/hacker_news_posts

Exploratory data analysis in Python: strings, dates and times, OOP

Primary LanguageJupyter NotebookMIT LicenseMIT

Exploring Hacker News Posts

Project Description

In this project, I compare two types of posts from a popular site Hacker News to determine:

  • Which of them receive more comments on average?
  • Do posts created at a certain time receive more comments on average?

The types of posts I'm interested in are Ask HN (created to ask a question to the community) and Show HN (created to show the community a project that you've created).

Data Set

Hacker News is a site started by the startup incubator Y Combinator, where user-submitted stories (known as "posts") receive votes and comments, similar to reddit. Hacker News is extremely popular in technology and startup circles, and posts that make it to the top of the Hacker News listings can get hundreds of thousands of visitors as a result.

The original dataset can be found on Kaggle. For this project, the original dataset was downsampled to this set.
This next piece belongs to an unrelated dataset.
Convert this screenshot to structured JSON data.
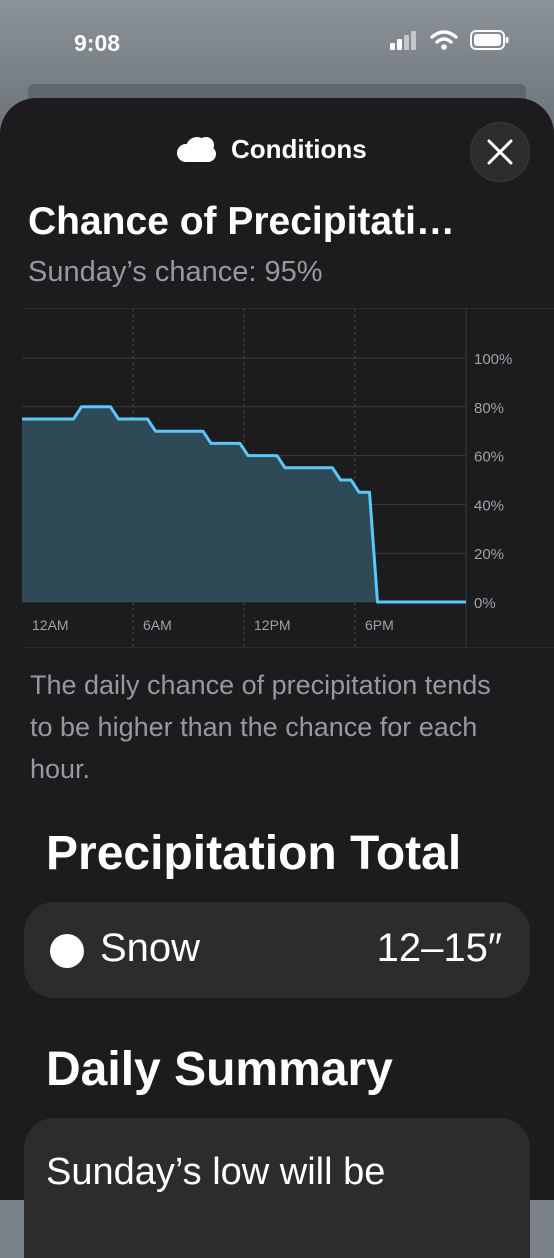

The number of rows was reduced from almost 300,000 rows to approximately 20,000 rows by removing all submissions that didn't receive any comments and then randomly sampling from the remaining submissions.

The descriptions of the columns

  • id: the unique identifier from Hacker News for the post
  • title: the title of the post
  • url: the URL that the posts links to, if the post has a URL
  • num_points: the number of points the post acquired, calculated as the total number of upvotes minus the total number of downvotes
  • num_comments: the number of comments on the post
  • author: the username of the person who submitted the post
  • created_at: the date and time of the post's submission

Technologies

  • Python:
    • data analysis: working with strings, OOP (Object-Oriented Programming), working with dates and times
  • Jupyter Notebook